Y Combinator
Recursion with Lambdas
Every entry computer science student should have encountered recursion during their education. It’s just one of many abstract ideas we’ve come to understand that has no practical usage past graduation.
As an example, here is a possible implementation of the mathematical factorial function using recursion.
def factorial(n):
if n == 0:
return 1
return n * factorial(n-1)
Now imagine a hypothetical computer science, being consumed by hubris, attempting to combine his understanding of recursion with his newfound learning of lambdas(anonymous functions) that he picked up that day.
lambda n: 1 if n == 0 else n*factorial(n-1) # factorial is not defined
Except the initial solution does not work. Unlucky.
Eventually, the student stumbles upon the following:
f = lambda g, n: 1 if n == 0 else n * g(g, n-1) # calls input param `g`
f(f, 5) # returns 120
The lambda does not have a name for itself, but it does not matter since a reference to itself
is passed as a function argument.
By calling the first argument with the calling convention g(g, ...), we have obtained a
recursive implementation of the factorial function using lambdas.
It turns out that we have uncovered something reminiscent of the Y-Combinator.
Fixed-point Combinator
Suppose we have a mathematical function \(f\).
We define the fix-point \(\text{Fix} f\) of \(f\) as some value \(x\) such that \(f(x)=x\).
i.e. \(f(\text{Fix} f) = \text{Fix} f\)
e.g. Consider the function \(rot\) that rotates the points on the x-y plane 90 degrees counter-clockwise.
\(rot\) sends (1,0) to (0,1) to (-1, 0) to (0, -1) and finally back to (1,0).
\(rot\) has just one fix-point: the point (0,0).
A combinator is a lambda expression that has no free variables. A free-variable would be some variable that is not a local variable or a function parameter.
def not_combinator():
return x+1
def is_combinator(y):
z = 3
return y+z
The variable x in not_combinator is a free-variable, but y and z in is_combinator are not free variables.
The Y
The mythical Y-combinator that has been hinted at is a fixed-point combinator, meaning that
it satisfies \(Y(f) = \text{Fix} f\) where \(f\) is some function.
When combined with the earlier equality, we also have \(Y(f) = f(\text{Fix} f) = f(Y(f))\)
Explicitly, it is defined as \(Y = \lambda f.(\lambda x.f(x\ x))(\lambda x.f(x\ x)) \)
We can reduce the application of \(Y\) to some function \(g\)
\[Y\ g = (\lambda x.g(x\ x))(\lambda x.g(x\ x))\\ Y\ g= (\lambda x.g(x\ x))(\lambda x.g(x\ x))\\ Y\ g= g((\lambda x.g(x\ x))(\lambda x.g(x\ x)))\\ Y\ g = g(Y\ g)\]The last equation confirms that \(Y\) is a fix-point combinator.

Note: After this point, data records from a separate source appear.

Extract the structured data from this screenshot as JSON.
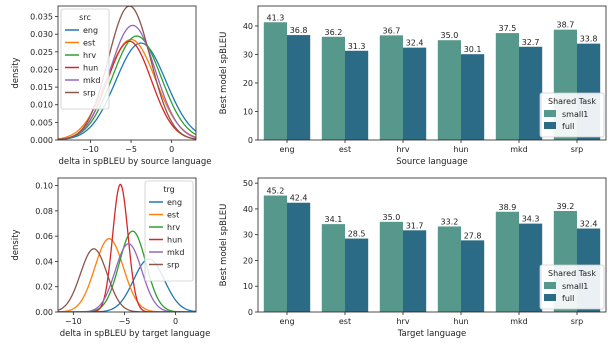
{
  "colors": {
    "eng": "#1f77b4",
    "est": "#ff7f0e",
    "hrv": "#2ca02c",
    "hun": "#d62728",
    "mkd": "#9467bd",
    "srp": "#8c564b",
    "small1": "#56988c",
    "full": "#2b6b85"
  },
  "chart_data": [
    {
      "id": "kde_src",
      "type": "line",
      "xlabel": "delta in spBLEU by source language",
      "ylabel": "density",
      "xlim": [
        -14,
        3
      ],
      "ylim": [
        0,
        0.038
      ],
      "xticks": [
        -10,
        -5,
        0
      ],
      "yticks": [
        0.0,
        0.005,
        0.01,
        0.015,
        0.02,
        0.025,
        0.03,
        0.035
      ],
      "ytick_labels": [
        "0.000",
        "0.005",
        "0.010",
        "0.015",
        "0.020",
        "0.025",
        "0.030",
        "0.035"
      ],
      "legend": {
        "title": "src",
        "position": "top-left"
      },
      "series": [
        {
          "name": "eng",
          "mu": -3.8,
          "sigma": 3.1,
          "peak": 0.0275
        },
        {
          "name": "est",
          "mu": -5.0,
          "sigma": 3.0,
          "peak": 0.0285
        },
        {
          "name": "hrv",
          "mu": -4.3,
          "sigma": 3.0,
          "peak": 0.0295
        },
        {
          "name": "hun",
          "mu": -5.2,
          "sigma": 2.7,
          "peak": 0.028
        },
        {
          "name": "mkd",
          "mu": -4.8,
          "sigma": 2.8,
          "peak": 0.0325
        },
        {
          "name": "srp",
          "mu": -5.2,
          "sigma": 2.6,
          "peak": 0.038
        }
      ]
    },
    {
      "id": "bar_src",
      "type": "bar",
      "xlabel": "Source language",
      "ylabel": "Best model spBLEU",
      "ylim": [
        0,
        47
      ],
      "yticks": [
        0,
        10,
        20,
        30,
        40
      ],
      "categories": [
        "eng",
        "est",
        "hrv",
        "hun",
        "mkd",
        "srp"
      ],
      "legend": {
        "title": "Shared Task",
        "position": "lower-right"
      },
      "series": [
        {
          "name": "small1",
          "values": [
            41.3,
            36.2,
            36.7,
            35.0,
            37.5,
            38.7
          ],
          "labels": [
            "41.3",
            "36.2",
            "36.7",
            "35.0",
            "37.5",
            "38.7"
          ]
        },
        {
          "name": "full",
          "values": [
            36.8,
            31.3,
            32.4,
            30.1,
            32.7,
            33.8
          ],
          "labels": [
            "36.8",
            "31.3",
            "32.4",
            "30.1",
            "32.7",
            "33.8"
          ]
        }
      ]
    },
    {
      "id": "kde_trg",
      "type": "line",
      "xlabel": "delta in spBLEU by target language",
      "ylabel": "density",
      "xlim": [
        -11.5,
        2
      ],
      "ylim": [
        0,
        0.106
      ],
      "xticks": [
        -10,
        -5,
        0
      ],
      "yticks": [
        0.0,
        0.02,
        0.04,
        0.06,
        0.08,
        0.1
      ],
      "ytick_labels": [
        "0.00",
        "0.02",
        "0.04",
        "0.06",
        "0.08",
        "0.10"
      ],
      "legend": {
        "title": "trg",
        "position": "top-right"
      },
      "series": [
        {
          "name": "eng",
          "mu": -2.6,
          "sigma": 1.5,
          "peak": 0.042
        },
        {
          "name": "est",
          "mu": -6.5,
          "sigma": 1.4,
          "peak": 0.058
        },
        {
          "name": "hrv",
          "mu": -4.2,
          "sigma": 1.3,
          "peak": 0.064
        },
        {
          "name": "hun",
          "mu": -5.4,
          "sigma": 0.75,
          "peak": 0.101
        },
        {
          "name": "mkd",
          "mu": -4.6,
          "sigma": 1.3,
          "peak": 0.054
        },
        {
          "name": "srp",
          "mu": -8.0,
          "sigma": 1.3,
          "peak": 0.05
        }
      ]
    },
    {
      "id": "bar_trg",
      "type": "bar",
      "xlabel": "Target language",
      "ylabel": "Best model spBLEU",
      "ylim": [
        0,
        52
      ],
      "yticks": [
        0,
        10,
        20,
        30,
        40,
        50
      ],
      "categories": [
        "eng",
        "est",
        "hrv",
        "hun",
        "mkd",
        "srp"
      ],
      "legend": {
        "title": "Shared Task",
        "position": "lower-right"
      },
      "series": [
        {
          "name": "small1",
          "values": [
            45.2,
            34.1,
            35.0,
            33.2,
            38.9,
            39.2
          ],
          "labels": [
            "45.2",
            "34.1",
            "35.0",
            "33.2",
            "38.9",
            "39.2"
          ]
        },
        {
          "name": "full",
          "values": [
            42.4,
            28.5,
            31.7,
            27.8,
            34.3,
            32.4
          ],
          "labels": [
            "42.4",
            "28.5",
            "31.7",
            "27.8",
            "34.3",
            "32.4"
          ]
        }
      ]
    }
  ]
}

Notice that multiple applications of the last equality gives us \( Y\ g = g(g(….(g(Y\ g))\) which is suggestive of recursion.
In fact, we can use the definition of Y to simulate recursion in programming languages
where functions are objects (the language supports first-order functions).
Let’s rehash the equation \(Y\ g = g(Y\ g)\) in python.
def Y(g):
def wrapped(x): # manually curry g(Y(g), - )
return g(Y(g), x)
return wrapped
factorial = Y(lambda f, x: 1 if x==0 else x * f(x-1))
factorial(5) # returns 120
If we compare this code with the initial code snippet of implementing factorial recursively with lambdas, we see that it’s semantically identical:
- The lambda used in the implementation has been embellished to accept a function as the first argument
- The lambda is actually passed in as the first argument, allowing for recursion.
At their cores, both recursive solutions with lambdas leverage the same idea!
Money
There are actually infinitely many fix-point combinators existing, but none have gained as much attention as Y. In fact, it’s cool enough that a very successful and well known startup accelerator is named after it. So, if you ever hear of a new venture fund called \(\Theta\)-combinator, beware.